Les climatologues ont d’abord examiné l’influence du changement climatique sur les températures quotidiennes dans chaque ville. Ils ont constaté que le changement climatique, causé principalement par la combustion de combustibles fossiles et la déforestation avait entraîné une hausse des températures pouvant atteindre 3,6 ° C.
Les épidémiologistes ont ensuite examiné des recherches antérieures montrant l’évolution du nombre de décès en fonction de la température dans 854 villes européennes. Ils s’en sont servis pour estimer le nombre de personnes décédées de la chaleur sur le continent cet été et le nombre de personnes qui seraient décédées si l’été n’avait pas été réchauffé de 1,3 °C.
L’étude estime qu’environ 24 400 personnes sont mortes à cause des températures extrêmes dans ces villes. Cependant, sans le réchauffement causé par les activités humaines, 16 500 de ces décès auraient pu être évités, ce qui signifie que le changement climatique est responsable de 68 % des décès excédentaires. Le changement climatique a donc triplé le nombre de décès potentiels.
« Cela peut sembler peu, mais notre étude montre que des variations de quelques degrés de la chaleur estivale peuvent faire la différence entre la vie et la mort pour des milliers de personnes », a déclaré le Dr Clair Barnes, chercheur au Centre de politique environnementale de l’Imperial College de Londres.
« Cela nous rappelle une fois de plus que le changement climatique n’est pas un problème que l’on peut se contenter de régler à un moment donné dans le futur », a-t-il indiqué.
Environ 70 % de la population européenne vit dans des villes, et cette proportion devrait atteindre 80 % d’ici à 2050. Les zones urbaines peuvent être jusqu’à 10 °C plus chaudes que les zones rurales en raison de ce que l’on appelle l’effet d’îlot de chaleur urbain (ICU).
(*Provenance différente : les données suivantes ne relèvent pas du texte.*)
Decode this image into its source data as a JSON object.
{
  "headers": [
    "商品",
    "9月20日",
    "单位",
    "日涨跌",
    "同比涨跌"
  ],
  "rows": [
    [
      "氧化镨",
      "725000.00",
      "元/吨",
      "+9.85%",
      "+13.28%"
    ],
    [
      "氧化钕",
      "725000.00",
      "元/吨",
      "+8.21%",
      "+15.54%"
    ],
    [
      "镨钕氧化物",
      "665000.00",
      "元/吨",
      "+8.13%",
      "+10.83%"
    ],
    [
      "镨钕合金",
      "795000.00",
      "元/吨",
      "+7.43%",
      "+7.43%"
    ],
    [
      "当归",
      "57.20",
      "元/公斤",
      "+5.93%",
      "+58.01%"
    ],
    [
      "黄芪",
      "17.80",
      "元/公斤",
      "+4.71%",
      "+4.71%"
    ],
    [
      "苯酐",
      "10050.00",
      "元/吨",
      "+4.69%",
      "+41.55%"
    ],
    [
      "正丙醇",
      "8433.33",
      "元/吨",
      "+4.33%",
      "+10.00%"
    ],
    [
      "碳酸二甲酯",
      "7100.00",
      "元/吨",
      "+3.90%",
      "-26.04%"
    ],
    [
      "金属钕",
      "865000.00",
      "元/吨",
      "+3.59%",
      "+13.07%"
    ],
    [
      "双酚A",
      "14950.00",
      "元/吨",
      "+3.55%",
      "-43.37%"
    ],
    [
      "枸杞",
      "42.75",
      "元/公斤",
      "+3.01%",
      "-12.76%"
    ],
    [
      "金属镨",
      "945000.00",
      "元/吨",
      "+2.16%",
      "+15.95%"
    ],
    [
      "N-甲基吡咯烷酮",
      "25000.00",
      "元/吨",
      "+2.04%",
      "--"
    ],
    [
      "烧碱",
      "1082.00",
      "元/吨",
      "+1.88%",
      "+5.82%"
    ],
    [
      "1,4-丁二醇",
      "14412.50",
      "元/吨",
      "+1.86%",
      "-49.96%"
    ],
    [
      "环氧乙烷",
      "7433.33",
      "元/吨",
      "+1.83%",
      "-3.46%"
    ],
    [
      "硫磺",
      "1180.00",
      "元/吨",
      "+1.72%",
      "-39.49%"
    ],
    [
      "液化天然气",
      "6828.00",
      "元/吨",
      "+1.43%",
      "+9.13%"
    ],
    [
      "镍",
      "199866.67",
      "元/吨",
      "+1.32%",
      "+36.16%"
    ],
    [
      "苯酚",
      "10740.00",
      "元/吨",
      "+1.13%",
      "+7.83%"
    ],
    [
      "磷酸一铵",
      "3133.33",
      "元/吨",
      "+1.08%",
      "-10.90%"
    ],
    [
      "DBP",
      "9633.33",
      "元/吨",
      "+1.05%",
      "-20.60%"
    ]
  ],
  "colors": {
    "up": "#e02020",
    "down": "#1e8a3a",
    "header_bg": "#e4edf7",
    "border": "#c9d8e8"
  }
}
Les politiques d’adaptation à la chaleur, telles que les horaires de travail flexibles, l’adaptation du calendrier scolaire ou l’augmentation des espaces verts urbains, des zones plus fraîches qui peuvent être une bouée de sauvetage pour les communautés à faible revenu qui vivent dans des logements plus chauds et plus denses, pourraient améliorer le bien-être et sauver des vies.
« Les systèmes d’alerte et les plans d’action contre la chaleur sont en fait bien développés dans la plupart des régions d’Europe », a expliqué le Dr Malcolm Mistry, professeur adjoint à la London School of Hygiene & Tropical Medicine.
« Cependant, malgré les avertissements émis par les autorités météorologiques et de santé publique à travers l’Europe, le fardeau sanitaire associé à la chaleur est resté constamment élevé au cours des derniers étés », a-t-il dit.
Les chercheurs préviennent que même si des efforts d’adaptation importants sont déployés, les décès dus à la chaleur continueront d’augmenter car les émissions de gaz à effet de serre piègent la chaleur et conduisent à des étés plus chauds et plus dangereux.
La « dure réalité », a ajouté le Dr Mistry, est que si nous ne réduisons pas d’urgence les émissions de gaz à effet de serre, les efforts d’adaptation ne joueront qu’un rôle limité dans l’atténuation des risques liés au réchauffement climatique d’origine humaine.